The final receipt was not “installed some tools.” It was a channel matrix:
- before: 6 of 13 channels OK
- after: 8 of 13 channels OK
- warnings: 5 of 13 channels
- off: 0 of 13 channels
- LinkedIn MCP was live through
mcporteras a 17-tool server
The remaining five warnings were not install failures. They were human credential or browser-login gates:
- Twitter cookies
- Reddit OpenCLI browser extension
- Xiaohongshu OpenCLI browser extension
- Xiaoyuzhou Groq key
- Xueqiu login cookie
That distinction matters. A good agent report separates install work from human-auth work. Otherwise you get fake green.
Fake green is how agents become expensive furniture.
The actual workflow
The pattern now looks like this.
First, interrogate the work.
Use the upstream skill to turn intent into a real graph. Do not let the agent begin from a vague project wish. Convert the wish into source material, spec passes, critique, parent epics, and executable child issues.
Second, prepare the execution pack.
Use the execution skill to create the approved queue, repo prompts, context files, gates, and receipt rules. The coding agent should not wander through the repo looking for purpose. It should have a manifest.
Third, spawn narrow subagents.
Give subagents small scopes with acceptance criteria:
- inspect this subsystem
- repair this drift
- produce this shared skill
- verify this route
- classify this set of containers
- generate this evidence packet
Fourth, synthesize and verify.
The parent agent does not trust subagent self-report. It reads the files, runs the commands, checks the receipts, and reconciles the state.

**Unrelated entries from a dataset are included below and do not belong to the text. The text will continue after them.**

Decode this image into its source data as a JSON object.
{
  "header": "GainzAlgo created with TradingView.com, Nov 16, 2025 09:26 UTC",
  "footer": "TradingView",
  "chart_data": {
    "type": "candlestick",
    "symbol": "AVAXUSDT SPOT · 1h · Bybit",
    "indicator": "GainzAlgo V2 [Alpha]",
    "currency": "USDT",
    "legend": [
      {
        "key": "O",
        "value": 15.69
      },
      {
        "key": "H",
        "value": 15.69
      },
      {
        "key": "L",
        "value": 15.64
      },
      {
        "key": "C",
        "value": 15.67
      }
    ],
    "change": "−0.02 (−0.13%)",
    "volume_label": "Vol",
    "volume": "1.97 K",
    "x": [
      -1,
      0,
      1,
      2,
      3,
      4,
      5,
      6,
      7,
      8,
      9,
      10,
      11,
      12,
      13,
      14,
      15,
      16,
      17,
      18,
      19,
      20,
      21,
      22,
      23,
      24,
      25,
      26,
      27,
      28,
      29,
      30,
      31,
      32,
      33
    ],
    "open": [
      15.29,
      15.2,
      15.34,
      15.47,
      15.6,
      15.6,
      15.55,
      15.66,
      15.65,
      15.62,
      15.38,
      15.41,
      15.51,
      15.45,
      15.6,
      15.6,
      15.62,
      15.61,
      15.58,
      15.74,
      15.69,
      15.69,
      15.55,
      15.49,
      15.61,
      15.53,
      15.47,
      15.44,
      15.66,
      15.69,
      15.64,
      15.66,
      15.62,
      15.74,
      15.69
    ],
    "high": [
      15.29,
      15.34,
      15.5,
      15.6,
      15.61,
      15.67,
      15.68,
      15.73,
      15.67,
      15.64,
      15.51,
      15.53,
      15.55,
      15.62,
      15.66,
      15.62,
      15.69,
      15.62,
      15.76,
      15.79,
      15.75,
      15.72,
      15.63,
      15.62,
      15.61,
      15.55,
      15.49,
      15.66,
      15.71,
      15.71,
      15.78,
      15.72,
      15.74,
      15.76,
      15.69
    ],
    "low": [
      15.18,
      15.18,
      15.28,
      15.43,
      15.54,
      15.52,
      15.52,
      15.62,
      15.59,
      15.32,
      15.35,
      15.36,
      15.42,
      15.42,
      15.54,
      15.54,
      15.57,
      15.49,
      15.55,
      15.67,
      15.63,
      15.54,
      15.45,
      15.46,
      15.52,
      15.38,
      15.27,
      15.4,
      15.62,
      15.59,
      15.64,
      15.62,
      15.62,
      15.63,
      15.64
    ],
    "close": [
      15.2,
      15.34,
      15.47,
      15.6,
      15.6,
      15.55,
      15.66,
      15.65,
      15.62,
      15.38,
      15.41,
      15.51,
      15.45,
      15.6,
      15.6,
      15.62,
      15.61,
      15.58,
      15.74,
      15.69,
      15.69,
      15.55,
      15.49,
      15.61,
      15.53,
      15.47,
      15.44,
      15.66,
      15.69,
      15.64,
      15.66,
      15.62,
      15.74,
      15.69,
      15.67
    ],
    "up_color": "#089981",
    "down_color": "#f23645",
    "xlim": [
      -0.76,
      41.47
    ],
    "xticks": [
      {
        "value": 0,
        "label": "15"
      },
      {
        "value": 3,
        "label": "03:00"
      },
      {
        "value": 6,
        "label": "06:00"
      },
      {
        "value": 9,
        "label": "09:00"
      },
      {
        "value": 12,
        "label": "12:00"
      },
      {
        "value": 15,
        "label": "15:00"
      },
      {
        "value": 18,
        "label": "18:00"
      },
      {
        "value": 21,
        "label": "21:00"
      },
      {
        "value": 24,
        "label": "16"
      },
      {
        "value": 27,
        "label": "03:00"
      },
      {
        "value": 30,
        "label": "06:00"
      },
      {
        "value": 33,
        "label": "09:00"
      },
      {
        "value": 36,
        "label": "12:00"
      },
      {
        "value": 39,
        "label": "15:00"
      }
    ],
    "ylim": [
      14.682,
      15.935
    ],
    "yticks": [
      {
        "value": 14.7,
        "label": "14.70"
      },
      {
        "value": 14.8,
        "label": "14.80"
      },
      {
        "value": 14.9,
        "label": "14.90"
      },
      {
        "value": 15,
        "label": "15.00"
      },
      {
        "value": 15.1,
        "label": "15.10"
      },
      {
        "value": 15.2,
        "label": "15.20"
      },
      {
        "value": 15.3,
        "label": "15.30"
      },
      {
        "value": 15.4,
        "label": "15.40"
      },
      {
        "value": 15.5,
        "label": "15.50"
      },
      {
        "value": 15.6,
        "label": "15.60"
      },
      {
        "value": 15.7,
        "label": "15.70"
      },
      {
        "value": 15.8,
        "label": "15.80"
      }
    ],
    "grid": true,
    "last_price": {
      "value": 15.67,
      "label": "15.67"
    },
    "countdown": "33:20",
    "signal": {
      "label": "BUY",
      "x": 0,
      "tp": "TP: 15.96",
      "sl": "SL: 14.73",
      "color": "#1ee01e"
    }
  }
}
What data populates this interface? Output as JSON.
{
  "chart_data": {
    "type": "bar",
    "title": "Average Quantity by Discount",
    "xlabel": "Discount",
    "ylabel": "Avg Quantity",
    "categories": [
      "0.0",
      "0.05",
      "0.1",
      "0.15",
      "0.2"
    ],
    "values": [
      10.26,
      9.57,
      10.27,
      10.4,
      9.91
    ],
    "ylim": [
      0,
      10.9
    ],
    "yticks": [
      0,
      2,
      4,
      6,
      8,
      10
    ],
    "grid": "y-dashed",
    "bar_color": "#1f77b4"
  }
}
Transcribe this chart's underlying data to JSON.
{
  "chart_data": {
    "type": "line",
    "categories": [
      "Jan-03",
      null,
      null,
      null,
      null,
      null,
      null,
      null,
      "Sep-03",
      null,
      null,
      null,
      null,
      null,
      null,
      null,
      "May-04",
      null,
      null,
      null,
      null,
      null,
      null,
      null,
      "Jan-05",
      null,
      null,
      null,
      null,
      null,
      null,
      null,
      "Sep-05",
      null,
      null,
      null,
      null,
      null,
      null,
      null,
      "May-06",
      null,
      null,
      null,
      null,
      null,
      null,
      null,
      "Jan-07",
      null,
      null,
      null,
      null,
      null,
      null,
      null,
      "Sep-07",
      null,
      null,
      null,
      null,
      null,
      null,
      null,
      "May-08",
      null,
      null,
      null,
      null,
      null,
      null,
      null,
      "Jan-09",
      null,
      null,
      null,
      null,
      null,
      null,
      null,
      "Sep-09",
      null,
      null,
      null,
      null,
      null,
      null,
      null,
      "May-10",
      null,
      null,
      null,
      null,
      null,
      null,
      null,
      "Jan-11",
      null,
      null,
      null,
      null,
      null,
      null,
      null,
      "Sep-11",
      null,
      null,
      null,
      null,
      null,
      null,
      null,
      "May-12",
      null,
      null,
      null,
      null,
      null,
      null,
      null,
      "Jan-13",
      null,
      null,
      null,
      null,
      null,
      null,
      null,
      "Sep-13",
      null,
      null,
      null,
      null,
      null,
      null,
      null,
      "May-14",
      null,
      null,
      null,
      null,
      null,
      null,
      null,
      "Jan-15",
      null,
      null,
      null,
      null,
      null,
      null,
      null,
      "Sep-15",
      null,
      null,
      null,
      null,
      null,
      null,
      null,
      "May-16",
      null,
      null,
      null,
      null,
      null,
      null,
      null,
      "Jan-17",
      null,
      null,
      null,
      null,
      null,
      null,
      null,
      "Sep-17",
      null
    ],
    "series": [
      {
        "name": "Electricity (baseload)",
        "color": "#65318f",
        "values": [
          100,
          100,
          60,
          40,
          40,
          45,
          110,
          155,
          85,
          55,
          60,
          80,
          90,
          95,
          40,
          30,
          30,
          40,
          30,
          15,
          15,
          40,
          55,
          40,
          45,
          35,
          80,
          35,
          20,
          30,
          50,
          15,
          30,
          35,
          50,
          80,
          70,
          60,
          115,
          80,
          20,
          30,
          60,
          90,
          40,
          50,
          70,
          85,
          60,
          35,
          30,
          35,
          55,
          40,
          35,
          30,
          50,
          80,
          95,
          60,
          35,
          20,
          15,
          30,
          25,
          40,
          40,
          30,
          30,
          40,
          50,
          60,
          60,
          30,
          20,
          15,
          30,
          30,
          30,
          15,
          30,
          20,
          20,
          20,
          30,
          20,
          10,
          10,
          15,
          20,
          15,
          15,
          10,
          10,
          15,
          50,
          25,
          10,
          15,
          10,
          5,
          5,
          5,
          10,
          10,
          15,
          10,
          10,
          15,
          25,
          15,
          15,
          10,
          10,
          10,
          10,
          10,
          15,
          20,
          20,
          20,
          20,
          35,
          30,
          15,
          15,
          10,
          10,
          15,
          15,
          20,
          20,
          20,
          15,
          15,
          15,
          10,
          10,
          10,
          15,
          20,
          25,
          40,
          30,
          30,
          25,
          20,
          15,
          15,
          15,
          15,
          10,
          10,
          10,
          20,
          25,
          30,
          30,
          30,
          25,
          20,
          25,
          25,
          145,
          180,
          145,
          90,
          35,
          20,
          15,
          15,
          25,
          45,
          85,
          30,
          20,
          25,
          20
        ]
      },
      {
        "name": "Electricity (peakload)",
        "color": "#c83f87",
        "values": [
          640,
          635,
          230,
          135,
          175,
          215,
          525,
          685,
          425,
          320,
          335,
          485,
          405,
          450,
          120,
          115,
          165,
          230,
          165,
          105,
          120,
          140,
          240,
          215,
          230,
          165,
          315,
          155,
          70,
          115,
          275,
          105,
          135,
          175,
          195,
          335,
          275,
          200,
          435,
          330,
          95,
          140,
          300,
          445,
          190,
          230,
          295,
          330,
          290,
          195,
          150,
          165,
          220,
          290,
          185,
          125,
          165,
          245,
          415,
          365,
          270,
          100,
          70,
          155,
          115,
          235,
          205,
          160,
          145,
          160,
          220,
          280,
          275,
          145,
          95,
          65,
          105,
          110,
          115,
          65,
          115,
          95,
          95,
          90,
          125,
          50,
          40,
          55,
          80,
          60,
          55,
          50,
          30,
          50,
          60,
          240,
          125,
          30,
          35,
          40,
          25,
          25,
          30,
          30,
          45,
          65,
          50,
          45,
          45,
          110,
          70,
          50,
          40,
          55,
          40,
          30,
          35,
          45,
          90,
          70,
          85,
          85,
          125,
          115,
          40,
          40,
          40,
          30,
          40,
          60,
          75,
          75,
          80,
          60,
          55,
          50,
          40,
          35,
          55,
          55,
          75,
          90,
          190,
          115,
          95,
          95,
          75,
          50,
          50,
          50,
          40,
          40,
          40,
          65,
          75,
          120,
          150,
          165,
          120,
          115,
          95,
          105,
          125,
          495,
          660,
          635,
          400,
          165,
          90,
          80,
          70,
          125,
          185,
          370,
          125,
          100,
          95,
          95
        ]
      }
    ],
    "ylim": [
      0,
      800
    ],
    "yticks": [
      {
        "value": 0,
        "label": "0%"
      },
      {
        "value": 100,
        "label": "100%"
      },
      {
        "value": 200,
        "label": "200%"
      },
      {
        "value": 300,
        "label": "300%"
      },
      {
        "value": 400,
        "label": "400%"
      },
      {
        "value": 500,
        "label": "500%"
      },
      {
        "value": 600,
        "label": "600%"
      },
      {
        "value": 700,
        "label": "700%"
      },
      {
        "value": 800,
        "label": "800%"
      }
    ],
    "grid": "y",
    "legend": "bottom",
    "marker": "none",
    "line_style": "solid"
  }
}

Fifth, close with a hard gate.
For Entity Phase 2, that meant npm run ctrl:full. The exact command will differ by project, but the principle should not: build proof, live proof, deploy proof, then final receipt.
What this produced
The output was not just code.
It produced:
- a 74-child-task execution graph
- a day-scale autonomous coding convoy
- a measured 67.6 percent completion snapshot during the run
- a final Phase 2 integration branch that passed
ctrl:full - live sandbox proof with 21 tasks returned by the API
- reusable execution-finalization logic
- a shared local-deep-research repair skill
- a shared Docker orphan remediation skill
- a repaired service config path
- verified crew-wide skill links
- an agent-reach install matrix that moved from 6/13 OK to 8/13 OK and 0 off channels
Some of those are code outputs. Some are operational outputs. The second category is usually more valuable.
A repo can pass and still leave the organization dumber. The point of skills is to make the next run better.
What we stopped pretending
We stopped pretending one agent can safely hold the whole world in context.
We stopped pretending a Linear parent epic is executable.
We stopped pretending a passing command is the same thing as a verified outcome.
We stopped pretending subagent completion messages are proof.
We stopped pretending autonomy means no supervision.
The better definition is narrower: autonomy is bounded execution against a verified graph, with receipts good enough for another agent to resume the work after compaction.
That is less glamorous than a demo video.
It also works.
The lesson
The workflow is not “ask an agent to build the product.”
It is:
- turn intent into a graph
- turn the graph into an execution pack
- run narrow agents and subagents against bounded scopes
- verify every artifact
- close with a final gate
- preserve the lesson as a reusable skill
That is how the system compounds.
The model writes code. The workflow remembers how the code got safely written.